Implications of Alternative Definitions of Peri-Procedural Myocardial Infarction After Coronary Revascularization

John Gregson, Gregg W Stone, Ori Ben-Yehuda, Björn Redfors, David E Kandzari, Marie-Claude Morice, Martin B Leon, Ioanna Kosmidou, Nicholas J Lembo, W Morris Brown 3rd, Dimitri Karmpaliotis, Adrian P Banning, Jose Pomar, Manel Sabaté, Charles A Simonton, Ovidiu Dressler, Arie Pieter Kappetein, Joseph F Sabik 3rd, Patrick W Serruys, Stuart J Pocock, John Gregson, Gregg W Stone, Ori Ben-Yehuda, Björn Redfors, David E Kandzari, Marie-Claude Morice, Martin B Leon, Ioanna Kosmidou, Nicholas J Lembo, W Morris Brown 3rd, Dimitri Karmpaliotis, Adrian P Banning, Jose Pomar, Manel Sabaté, Charles A Simonton, Ovidiu Dressler, Arie Pieter Kappetein, Joseph F Sabik 3rd, Patrick W Serruys, Stuart J Pocock

Abstract

Background: Varying definitions of procedural myocardial infarction (PMI) are in widespread use.

Objectives: This study sought to determine the rates and clinical relevance of PMI using different definitions in patients with left main coronary artery disease randomized to percutaneous coronary intervention (PCI) versus coronary artery bypass grafting (CABG) surgery in the EXCEL (Evaluation of XIENCE versus Coronary Artery Bypass Surgery for Effectiveness of Left Main Revascularization) trial.

Methods: The pre-specified protocol definition of PMI (PMIProt) required a large elevation of creatine kinase-MB (CK-MB), with identical threshold for both procedures. The Third Universal Definition of MI (types 4a and 5) (PMIUD) required lesser biomarker elevations but with supporting evidence of myocardial ischemia, different after PCI and CABG. For the PMIUD, troponins were used preferentially (available in 49.5% of patients), CK-MB otherwise. The multivariable relationship between each PMI type and 5-year mortality was determined.

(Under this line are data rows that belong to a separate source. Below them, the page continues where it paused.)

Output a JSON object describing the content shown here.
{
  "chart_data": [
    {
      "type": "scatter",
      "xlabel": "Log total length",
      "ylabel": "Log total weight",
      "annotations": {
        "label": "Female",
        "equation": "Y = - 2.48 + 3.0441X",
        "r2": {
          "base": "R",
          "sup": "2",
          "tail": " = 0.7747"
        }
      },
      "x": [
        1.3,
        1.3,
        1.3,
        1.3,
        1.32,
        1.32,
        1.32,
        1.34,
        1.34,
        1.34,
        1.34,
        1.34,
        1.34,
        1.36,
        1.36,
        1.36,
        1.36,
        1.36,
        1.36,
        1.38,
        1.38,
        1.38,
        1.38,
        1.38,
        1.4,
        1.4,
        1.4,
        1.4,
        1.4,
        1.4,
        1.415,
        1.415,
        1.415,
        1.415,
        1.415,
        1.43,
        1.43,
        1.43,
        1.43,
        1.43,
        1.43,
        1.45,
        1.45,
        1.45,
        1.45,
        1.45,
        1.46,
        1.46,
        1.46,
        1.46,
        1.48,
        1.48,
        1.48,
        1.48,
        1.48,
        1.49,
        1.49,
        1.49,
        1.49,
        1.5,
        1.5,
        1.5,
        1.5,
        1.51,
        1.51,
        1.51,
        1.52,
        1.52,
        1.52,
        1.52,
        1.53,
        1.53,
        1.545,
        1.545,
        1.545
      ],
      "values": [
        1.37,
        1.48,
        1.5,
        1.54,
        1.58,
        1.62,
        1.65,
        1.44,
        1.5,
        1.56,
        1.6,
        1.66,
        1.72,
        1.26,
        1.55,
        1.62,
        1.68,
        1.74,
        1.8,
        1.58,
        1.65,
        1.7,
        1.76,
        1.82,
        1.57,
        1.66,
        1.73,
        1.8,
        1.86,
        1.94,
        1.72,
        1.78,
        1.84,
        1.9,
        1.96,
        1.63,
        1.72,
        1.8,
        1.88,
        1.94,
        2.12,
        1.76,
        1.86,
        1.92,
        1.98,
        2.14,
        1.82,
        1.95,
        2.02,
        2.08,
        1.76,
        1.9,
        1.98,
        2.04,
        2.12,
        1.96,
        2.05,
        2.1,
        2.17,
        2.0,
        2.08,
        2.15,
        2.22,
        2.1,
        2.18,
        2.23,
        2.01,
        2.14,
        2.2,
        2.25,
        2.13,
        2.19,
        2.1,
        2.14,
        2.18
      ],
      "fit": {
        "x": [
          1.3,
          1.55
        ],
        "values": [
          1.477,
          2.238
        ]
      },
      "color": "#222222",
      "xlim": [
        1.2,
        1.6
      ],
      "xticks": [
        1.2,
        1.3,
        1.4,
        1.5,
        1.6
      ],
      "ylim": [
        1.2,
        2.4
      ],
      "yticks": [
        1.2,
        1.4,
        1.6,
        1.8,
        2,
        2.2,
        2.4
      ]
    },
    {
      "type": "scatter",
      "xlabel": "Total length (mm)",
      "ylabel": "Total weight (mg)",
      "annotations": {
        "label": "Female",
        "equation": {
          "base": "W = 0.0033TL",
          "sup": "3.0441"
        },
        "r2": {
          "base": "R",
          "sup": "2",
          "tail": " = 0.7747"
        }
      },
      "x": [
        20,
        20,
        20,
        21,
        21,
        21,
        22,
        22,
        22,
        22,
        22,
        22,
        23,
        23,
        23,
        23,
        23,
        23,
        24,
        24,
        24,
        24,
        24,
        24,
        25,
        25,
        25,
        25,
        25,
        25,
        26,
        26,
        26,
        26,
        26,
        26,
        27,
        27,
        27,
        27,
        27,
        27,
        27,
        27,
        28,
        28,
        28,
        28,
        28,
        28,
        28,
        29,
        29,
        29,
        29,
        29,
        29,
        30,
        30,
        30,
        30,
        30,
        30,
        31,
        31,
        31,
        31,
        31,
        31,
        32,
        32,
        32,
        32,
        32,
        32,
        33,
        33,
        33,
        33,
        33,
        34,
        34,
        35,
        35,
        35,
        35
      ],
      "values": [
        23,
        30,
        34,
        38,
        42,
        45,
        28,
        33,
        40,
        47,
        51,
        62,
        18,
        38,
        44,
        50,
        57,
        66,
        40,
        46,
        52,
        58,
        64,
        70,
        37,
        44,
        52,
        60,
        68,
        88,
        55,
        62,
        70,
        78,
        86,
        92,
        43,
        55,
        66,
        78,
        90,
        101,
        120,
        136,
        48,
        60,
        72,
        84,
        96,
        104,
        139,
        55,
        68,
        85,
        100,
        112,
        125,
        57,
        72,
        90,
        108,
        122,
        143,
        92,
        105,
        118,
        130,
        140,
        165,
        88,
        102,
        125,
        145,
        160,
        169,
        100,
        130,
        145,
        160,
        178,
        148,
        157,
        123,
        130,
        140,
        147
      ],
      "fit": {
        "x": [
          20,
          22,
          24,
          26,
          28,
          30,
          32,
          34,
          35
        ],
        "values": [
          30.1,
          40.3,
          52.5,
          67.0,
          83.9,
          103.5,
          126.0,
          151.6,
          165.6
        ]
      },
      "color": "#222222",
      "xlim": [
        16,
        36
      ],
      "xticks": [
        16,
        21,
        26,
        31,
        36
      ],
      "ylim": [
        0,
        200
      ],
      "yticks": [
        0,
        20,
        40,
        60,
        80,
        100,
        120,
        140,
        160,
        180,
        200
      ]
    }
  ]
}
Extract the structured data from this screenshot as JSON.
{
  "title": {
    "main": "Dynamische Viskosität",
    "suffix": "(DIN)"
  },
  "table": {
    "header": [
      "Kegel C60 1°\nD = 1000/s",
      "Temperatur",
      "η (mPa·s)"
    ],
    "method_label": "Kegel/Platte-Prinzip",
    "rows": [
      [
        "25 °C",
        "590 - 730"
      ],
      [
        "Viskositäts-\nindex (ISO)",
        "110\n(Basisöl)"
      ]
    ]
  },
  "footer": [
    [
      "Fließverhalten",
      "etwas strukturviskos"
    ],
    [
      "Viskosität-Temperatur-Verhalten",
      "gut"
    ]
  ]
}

Results: PMIProt occurred in 34 of 935 (3.6%) patients after PCI and 56 of 923 (6.1%) patients after CABG (difference -2.4%; 95% confidence interval [CI]: -4.4% to -0.5%; p = 0.015). The corresponding rates of PMIUD were 37 (4.0%) and 20 (2.2%), respectively (difference 1.8%; 95% CI: 0.2% to 3.4%; p = 0.025). Both PMIProt and PMIUD were associated with 5-year cardiovascular mortality (adjusted hazard ratio [HR]: 2.18 [95% CI: 1.13 to 4.23] and 2.87 [95% CI: 1.44 to 5.73], respectively). PMIProt was associated with a consistent hazard of cardiovascular mortality after both PCI and CABG (pinteraction = 0.86). Conversely, PMIUD was strongly associated with cardiovascular mortality after CABG (adjusted HR: 11.94; 95% CI: 4.84 to 29.47) but not after PCI (adjusted HR: 1.14; 95% CI: 0.35 to 3.67) (pinteraction = 0.004). Results were similar for all-cause mortality and with varying PMIUD biomarker definitions. Only large biomarker elevations (CK-MB ≥10× upper reference limit and troponin ≥70× upper reference limit) were associated with mortality.

Conclusions: The rates of PMI after PCI and CABG vary greatly with different definitions. In the EXCEL trial, the pre-specified PMIProt was associated with similar hazard after PCI and CABG, whereas PMIUD was strongly associated with mortality after CABG but not after PCI. (EXCEL Clinical Trial [EXCEL]; NCT01205776).

Keywords: coronary artery bypass grafting surgery; coronary artery disease; left main disease; myocardial infarction; percutaneous coronary intervention; prognosis; revascularization.